March 15, 2024
While the world loses its way in war, corruption and injustice; while it sinks into error, indifferent and is insensitive even to the most precious and sacred things in life, we Christians want to follow Christ, who resolutely takes the road to Jerusalem: this is the favorable moment, this is the day of Salvation! I, when I am lifted up from the earth, will draw all things to myself". It's not only for ourselves that we want to live this Holy Week, this Passover, this passage from death to Life, it's for all those we carry in our hearts, those who are far from Christ, far from his Church, those who have abandoned him, those who are indifferent, those who are prisoners of evil...
In response to this darkness, we welcome Jesus this Palm Sunday with acclamation and thanksgiving. Like the children of the Hebrews, let us pay homage to him: "Hosanna. Blessed is he who comes in the name of the Lord"; like Mary of Bethany, let us pay homage to him and offer him the perfume of a great price, what we cherish most, let us give it to him on this Holy Monday, let us express to him our all-too-great love, despite our limitations and egoisms. We too want to be at his side as he prepares to suffer in order to redeem us.
The Church then turns our attention to Peter and Judas: Peter who denies his Lord, Judas who betrays him for 30 pieces of silver. Let's not judge them too quickly. Let's take advantage of the liturgy on Holy Tuesday and Wednesday to ask ourselves whether we have been faithful and loving disciples, ready to lose our reputation, to be slandered and condemned with Christ. If Judas' betrayal was fatal for him, we need to use it to keep coming back to the Lord, tender and merciful. Do we know how to recognize our faults? To ask for forgiveness, to forgive, to accept the forgiveness we are given? This Week, the high point of the Year and of the Christian life, is the perfect time to experience reconciliation with God, with others, with ourselves: have I forgiven everything, as Christ has and with Him?
Thus reconciled, we can enter the Easter Triduum, the holy days that lead us from the Lord's Supper to His Resurrection. Let's take part in the liturgy. The Lord is waiting to fill us with his grace. Let us receive the Eucharist with grateful hearts, give thanks for the institution of the priesthood, and pray for priests. Let us allow Christ to wash our feet, to make himself smaller than we are, and let us in turn make ourselves very small before this God who lowers himself and shows us how we too can go to our brothers and sisters to live out the new commandment he entrusts to us: "Love one another as I have loved you". On this night of the Agony, everything in our churches expresses the gravity and desolation of these days: the crosses, the images of the saints are veiled, the altars stripped bare, nothing solemn to catch our eyes, even the bells are silent.
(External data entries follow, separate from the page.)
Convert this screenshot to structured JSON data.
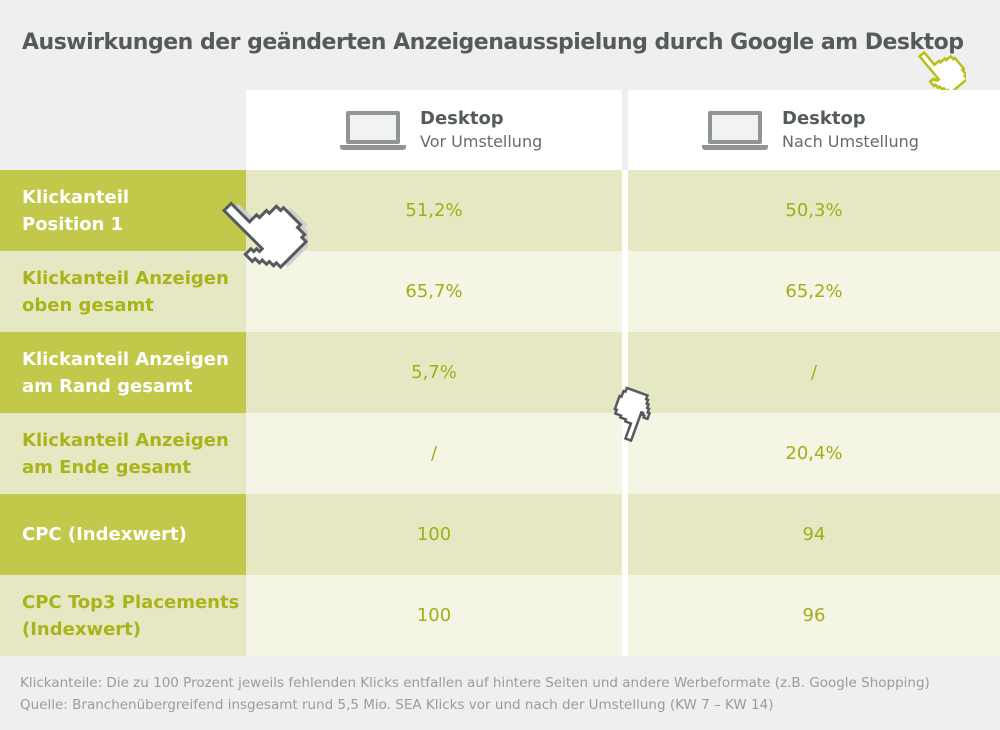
{
  "chart_data": {
    "type": "table",
    "title": "Auswirkungen der geänderten Anzeigenausspielung durch Google am Desktop",
    "columns": [
      {
        "device": "Desktop",
        "phase": "Vor Umstellung"
      },
      {
        "device": "Desktop",
        "phase": "Nach Umstellung"
      }
    ],
    "rows": [
      {
        "label_lines": [
          "Klickanteil",
          "Position 1"
        ],
        "values": [
          "51,2%",
          "50,3%"
        ]
      },
      {
        "label_lines": [
          "Klickanteil Anzeigen",
          "oben gesamt"
        ],
        "values": [
          "65,7%",
          "65,2%"
        ]
      },
      {
        "label_lines": [
          "Klickanteil Anzeigen",
          "am Rand gesamt"
        ],
        "values": [
          "5,7%",
          "/"
        ]
      },
      {
        "label_lines": [
          "Klickanteil Anzeigen",
          "am Ende gesamt"
        ],
        "values": [
          "/",
          "20,4%"
        ]
      },
      {
        "label_lines": [
          "CPC (Indexwert)"
        ],
        "values": [
          "100",
          "94"
        ]
      },
      {
        "label_lines": [
          "CPC Top3 Placements",
          "(Indexwert)"
        ],
        "values": [
          "100",
          "96"
        ]
      }
    ],
    "footnotes": [
      "Klickanteile: Die zu 100 Prozent jeweils fehlenden Klicks entfallen auf hintere Seiten und andere Werbeformate (z.B. Google Shopping)",
      "Quelle: Branchenübergreifend insgesamt rund 5,5 Mio. SEA Klicks vor und nach der Umstellung (KW 7 – KW 14)"
    ]
  },
  "colors": {
    "accent_dark": "#c2c84a",
    "accent_light": "#e5e8c2",
    "value_text": "#a4ad15",
    "title_text": "#555a5c"
  },
  "icons": [
    "laptop-icon",
    "hand-cursor-icon"
  ]
}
On the way to the Cross and at the Office of the Passion, we are invited, like Simon of Cyrene, to carry the Cross and adore it. Let us not leave this to others: let us place everything in the wounded Heart of Christ, our burdens, our despair, our sufferings... for it is through the sufferings of His Cross that He wishes to soothe ours.
On this Holy Saturday, let us listen to the great silence that stretches across our land, the absence of Christ. Let us remain at the Sepulcher with Mary, who hoped against hope. Did he not promise: I am the Resurrection and the Life... Let us hasten his resurrection by our faith and hope in Him who can do all things. This is the day of salvation.